Marie-Hélène and her long-winded reproaches sometimes drove him mad.
“But I’ve got you,” he said.
“No, no, Monsieur Marchais, you know exactly what I mean. You’re withdrawing into yourself more and more. And your moods are getting worse all the time.” Marie-Hélène had been in the library, energetically dusting the shelves. “I’m starting to feel like the housekeeper of that, now, what was his name, that grumpy man who also did nothing but stay at home and found out everything through his housekeeper.…”
“Marcel Proust.” Max completed her sentence drily. “Now don’t get carried away, Marie-Hélène, and stop talking such nonsense. I’m just fine. And I like my life exactly as it is.”
“Oh yes,” Marie-Hélène had said, holding up her feather duster like a lance. “I don’t believe a word of it, Monsieur Marchais. Do you know what you are? A lonely old man in a big, empty house.”
Those were powerful words. He’d have liked them if he’d read them in a novel, thought Max with amusement.
The silly thing was that his housekeeper had hit the nail right on the head.
When the telephone began ringing again two hours later, Max clapped his computer shut crossly and put his notes on the theme of abstraction to one side. Then he reached firmly for the phone.
“Yes, hello, who’s there?” he said irritably.
“Aaaah, Marchais, it’s great that I’ve gotten through to you at last. The bird had flown the coop, huh, ha ha. I’ve been trying all day.”
“I know.” Max rolled his eyes. Of course—Montsignac, he should have guessed. The publisher’s voice oozed friendliness.
“My dear Marchais, how are you?
Everything in the garden blooming? Has our enchanting Mademoiselle Mirabeau told you about the little proposition we have for you?”
“Yes, she has,” he growled. “But I’m afraid we’re not going to agree on that.”
“But, but Marchais, don’t be so pessimistic, there’s always a way.
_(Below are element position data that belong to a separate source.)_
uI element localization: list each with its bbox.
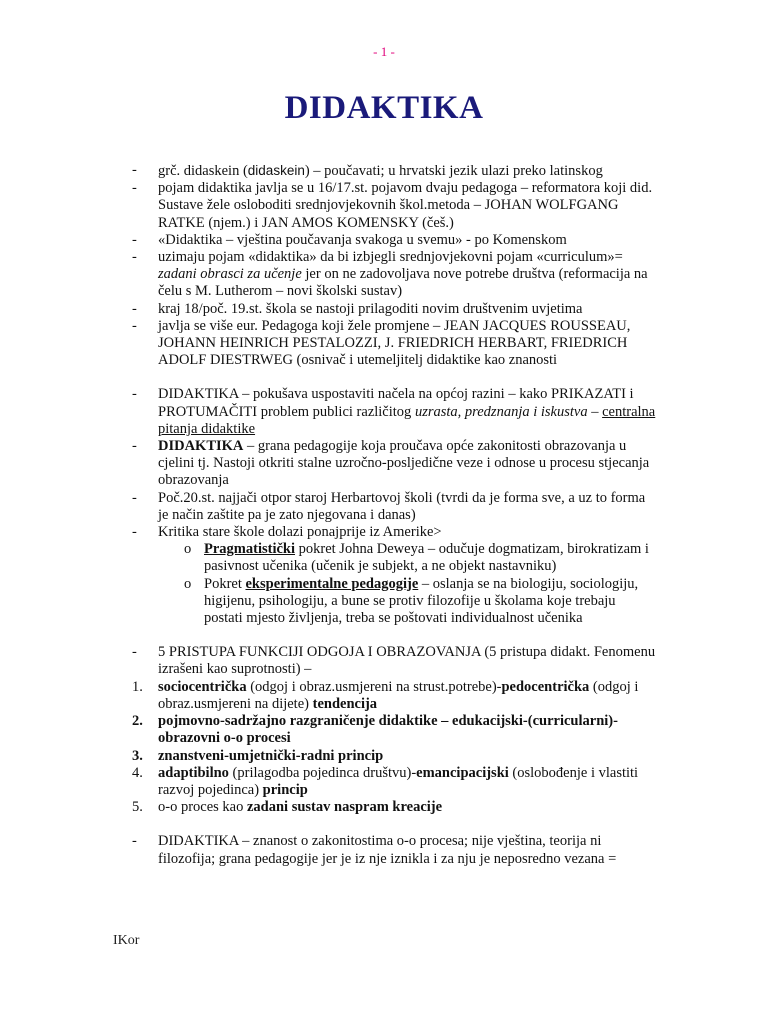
list-marker: 2. (132, 713, 143, 730)
list-marker: - (132, 489, 137, 506)
list-item (132, 679, 657, 713)
text-run: pokret Johna Deweya – odučuje dogmatizam, birokratizam i pasivnost učenika (učenik je subjekt, a ne objekt nastavniku) (204, 541, 649, 575)
text-run: zadani obrasci za učenje (158, 266, 302, 283)
paragraph-gap (132, 627, 657, 644)
text-run: – oslanja se na biologiju, sociologiju, higijenu, psihologiju, a bune se protiv filozofije u školama koje trebaju postati mjesto življenja, treba se poštovati individualnost učenika (204, 575, 639, 627)
text-run: kraj 18/poč. 19.st. škola se nastoji prilagoditi novim društvenim uvjetima (158, 300, 583, 317)
list-marker: - (132, 300, 137, 317)
text-run: (oslobođenje i vlastiti razvoj pojedinca) (158, 764, 639, 798)
footer-author: IKor (113, 933, 140, 948)
text-run: DIDAKTIKA – znanost o zakonitostima o-o procesa; nije vještina, teorija ni filozofija; grana pedagogije jer je iz nje iznikla i za nju je neposredno vezana = (158, 833, 617, 867)
text-run: DIDAKTIKA – pokušava uspostaviti načela na općoj razini – kako PRIKAZATI i PROTUMAČITI problem publici različitog (158, 386, 634, 420)
text-run: emancipacijski (416, 764, 509, 781)
list-item (132, 799, 657, 816)
list-item (132, 748, 657, 765)
list-marker: 3. (132, 747, 143, 764)
text-run: – grana pedagogije koja proučava opće zakonitosti obrazovanja u cjelini tj. Nastoji otkriti stalne uzročno-posljedične veze i odnose u procesu stjecanja obrazovanja (158, 438, 650, 489)
text-run: grč. didaskein ( (158, 163, 248, 179)
list-item (132, 490, 657, 524)
text-run: (odgoj i obraz.usmjereni na dijete) (158, 678, 639, 712)
text-run: jer on ne zadovoljava nove potrebe društva (reformacija na čelu s M. Lutherom – novi školski sustav) (158, 266, 648, 300)
text-run: – (587, 403, 603, 420)
list-marker: - (132, 162, 137, 178)
list-marker: - (132, 249, 137, 266)
text-run: znanstveni-umjetnički-radni princip (158, 747, 384, 764)
text-run: (odgoj i obraz.usmjereni na strust.potrebe)- (246, 678, 502, 695)
text-run: adaptibilno (158, 764, 229, 781)
text-run: «Didaktika – vještina poučavanja svakoga u svemu» - po Komenskom (158, 231, 567, 248)
text-run: pedocentrička (501, 678, 590, 695)
paragraph-gap (132, 369, 657, 386)
text-run: DIDAKTIKA (158, 438, 244, 455)
list-marker: - (132, 317, 137, 334)
list-marker: - (132, 180, 137, 197)
list-item (132, 318, 657, 370)
page-number: - 1 - (373, 44, 395, 59)
text-run: Pragmatistički (204, 541, 296, 558)
list-item (132, 162, 657, 180)
text-run: uzrasta, predznanja i iskustva (414, 403, 588, 420)
list-marker: - (132, 644, 137, 661)
text-run: sociocentrička (158, 678, 247, 695)
list-marker: 5. (132, 799, 143, 816)
list-item (132, 644, 657, 678)
text-run: ) – poučavati; u hrvatski jezik ulazi preko latinskog (304, 163, 603, 179)
list-item (132, 524, 657, 541)
list-item (132, 713, 657, 747)
text-run: o-o proces kao (158, 799, 247, 816)
text-run: eksperimentalne pedagogije (245, 575, 419, 592)
list-marker: 4. (132, 764, 143, 781)
list-marker: - (132, 524, 137, 541)
list-item (132, 232, 657, 249)
list-item (132, 301, 657, 318)
list-marker: - (132, 833, 137, 850)
paragraph-gap (132, 816, 657, 833)
text-run: 5 PRISTUPA FUNKCIJI ODGOJA I OBRAZOVANJA (5 pristupa didakt. Fenomenu izrašeni kao suprotnosti) – (158, 644, 656, 678)
text-run: Poč.20.st. najjači otpor staroj Herbartovoj školi (tvrdi da je forma sve, a uz to forma je način zaštite pa je zato njegovana i danas) (158, 489, 646, 523)
text-run: uzimaju pojam «didaktika» da bi izbjegli srednjovjekovni pojam «curriculum»= (158, 249, 623, 266)
text-run: pojam didaktika javlja se u 16/17.st. pojavom dvaju pedagoga – reformatora koji did. Sustave žele osloboditi srednjovjekovnih škol.metoda – JOHAN WOLFGANG RATKE (njem.) i JAN AMOS KOMENSKY (češ.) (158, 180, 653, 231)
list-item (132, 386, 657, 438)
list-marker: - (132, 438, 137, 455)
text-run: javlja se više eur. Pedagoga koji žele promjene – JEAN JACQUES ROUSSEAU, JOHANN HEINRICH PESTALOZZI, J. FRIEDRICH HERBART, FRIEDRICH ADOLF DIESTRWEG (osnivač i utemeljitelj didaktike kao znanosti (158, 317, 631, 369)
list-marker: o (184, 575, 192, 592)
document-body (132, 162, 657, 868)
list-item (132, 438, 657, 490)
list-item (132, 249, 657, 301)
text-run: Kritika stare škole dolazi ponajprije iz Amerike> (158, 524, 442, 541)
text-run: princip (262, 781, 308, 798)
text-run: (prilagodba pojedinca društvu)- (228, 764, 417, 781)
text-run: tendencija (312, 695, 378, 712)
list-marker: o (184, 541, 192, 558)
list-marker: - (132, 231, 137, 248)
text-run: zadani sustav naspram kreacije (246, 799, 443, 816)
list-item (132, 180, 657, 232)
text-run: Pokret (204, 575, 246, 592)
text-run: didaskein (247, 163, 305, 178)
sub-list-item (132, 576, 657, 628)
list-marker: - (132, 386, 137, 403)
page-title: DIDAKTIKA (284, 90, 484, 126)
list-item (132, 765, 657, 799)
sub-list-item (132, 541, 657, 575)
text-run: pojmovno-sadržajno razgraničenje didaktike – edukacijski-(curricularni)-obrazovni o-o procesi (158, 713, 618, 747)
list-item (132, 833, 657, 867)
text-run: centralna pitanja didaktike (158, 403, 656, 437)
list-marker: 1. (132, 678, 143, 695)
Why don’t we meet in Les Editeurs next week and discuss everything at leisure, just you and I?”
“You can save yourself the bother, Montsignac. My answer is still no. I’m almost seventy—things have to come to an end sometime.”
“Poppycock. I beg you, Marchais, don’t be childish. Seventy? What sort of argument is that? You’re not old. Seventy is the new fifty. I know a lot of authors who only start writing at your age.”
“Good for them. Why don’t you ask them?”
Montsignac obviously felt there was no need to respond to this and simply carried on talking.
“It’s precisely because you’re turning seventy that you should write another book, my dear Marchais. Think of all your fans; think of all the children you’ve made happy with your books. Do you know how many copies of Plum-Nose the Hare are still sold over the counter every month? You’re still the greatest children’s writer in this country: France’s Roald Dahl, so to speak.” Max heard him laughing. “Except that you have the unbeatable advantage of being only just seventy and can still write books.” He began to wax lyrical.
“A new children’s book that we can bring out on your round-numbered birthday. Et voilà: that should hit the spot. I tell you, it’ll be a sensation. I can see it now: all the papers will be in a feeding frenzy. I can see thirty foreign licenses. And then we’ll promote your entire backlist. It’ll be a real celebration.”
Max Marchais could almost hear old Montsignac rubbing his hands. “Old Montsignac”—he had to laugh, almost against his will, as the euphoric publisher’s prophesies whizzed past him.